问题
Consider a code;
import org.apache.spark.sql.hive.orc._
import org.apache.spark.sql._
val path = ...
val dataFrame:DataFramew = ...
val hiveContext = new org.apache.spark.sql.hive.HiveContext(sparkContext)
dataFrame.createOrReplaceTempView("my_table")
val results = hiveContext.sql(s"select * from my_table")
results.write.mode(SaveMode.Append).partitionBy("my_column").format("orc").save(path)
hiveContext.sql("REFRESH TABLE my_table")
This code is executed twice with same path but different dataFrames. The first run is successful, but subsequent rise en error:
Caused by: java.io.FileNotFoundException: File does not exist: hdfs://somepath/somefile.snappy.orc
It is possible the underlying files have been updated. You can explicitly invalidate the cache in Spark by running 'REFRESH TABLE tableName' command in SQL or by recreating the Dataset/DataFrame involved.
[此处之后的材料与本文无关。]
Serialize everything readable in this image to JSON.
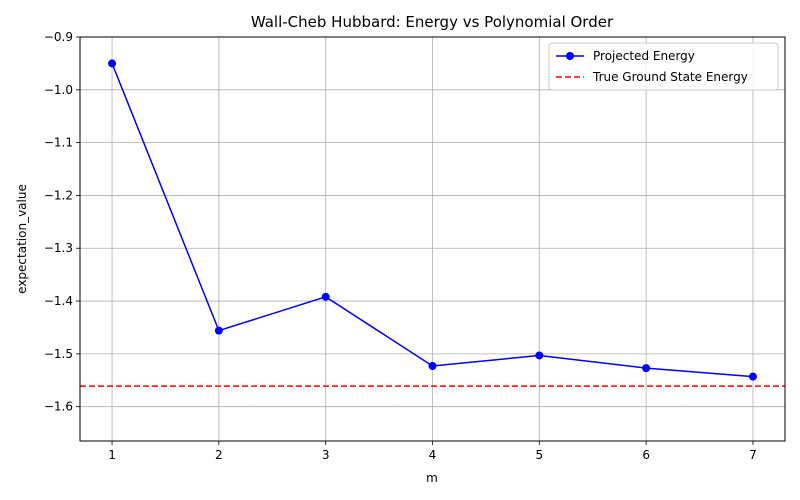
{
  "chart_data": {
    "type": "line",
    "title": "Wall-Cheb Hubbard: Energy vs Polynomial Order",
    "xlabel": "m",
    "ylabel": "expectation_value",
    "xlim": [
      0.7,
      7.3
    ],
    "ylim": [
      -1.665,
      -0.9
    ],
    "xticks": [
      1,
      2,
      3,
      4,
      5,
      6,
      7
    ],
    "xtick_labels": [
      "1",
      "2",
      "3",
      "4",
      "5",
      "6",
      "7"
    ],
    "yticks": [
      -0.9,
      -1.0,
      -1.1,
      -1.2,
      -1.3,
      -1.4,
      -1.5,
      -1.6
    ],
    "ytick_labels": [
      "−0.9",
      "−1.0",
      "−1.1",
      "−1.2",
      "−1.3",
      "−1.4",
      "−1.5",
      "−1.6"
    ],
    "grid": true,
    "legend_position": "top-right",
    "series": [
      {
        "name": "Projected Energy",
        "kind": "line-marker",
        "color": "#0000ff",
        "x": [
          1,
          2,
          3,
          4,
          5,
          6,
          7
        ],
        "y": [
          -0.95,
          -1.456,
          -1.392,
          -1.523,
          -1.503,
          -1.527,
          -1.543
        ]
      }
    ],
    "reference_lines": [
      {
        "name": "True Ground State Energy",
        "orientation": "horizontal",
        "style": "dashed",
        "color": "#ff0000",
        "value": -1.561
      }
    ]
  }
}
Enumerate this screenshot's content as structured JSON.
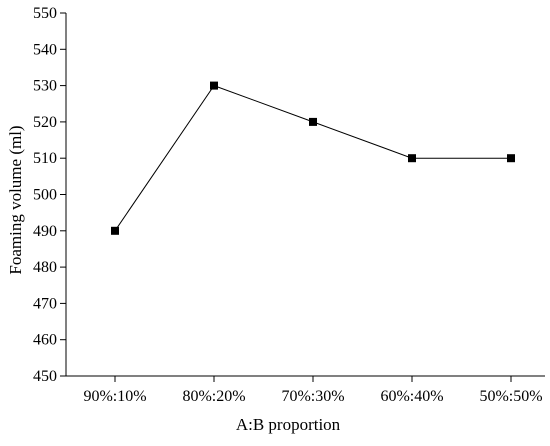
{
  "chart_data": {
    "type": "line",
    "title": "",
    "xlabel": "A:B proportion",
    "ylabel": "Foaming volume (ml)",
    "categories": [
      "90%:10%",
      "80%:20%",
      "70%:30%",
      "60%:40%",
      "50%:50%"
    ],
    "series": [
      {
        "values": [
          490,
          530,
          520,
          510,
          510
        ],
        "marker": "square",
        "color": "#000000"
      }
    ],
    "ylim": [
      450,
      550
    ],
    "yticks": [
      450,
      460,
      470,
      480,
      490,
      500,
      510,
      520,
      530,
      540,
      550
    ],
    "grid": false,
    "legend": "none"
  }
}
I have tried to clean up cache, invoke hiveContext.dropTempTable("tableName") and all have no effect. When to call REFRESH TABLE tableName before, after (other variants) to repair such error?
回答1:
For the Googlers;
You can run spark.catalog.refreshTable(tableName) or spark.sql(s"REFRESH TABLE $tableName") just before the write operation. I had same problem and it fixed my problem.
spark.catalog.refreshTable(tableName)
df.write.mode(SaveMode.Overwrite).insertInto(tableName)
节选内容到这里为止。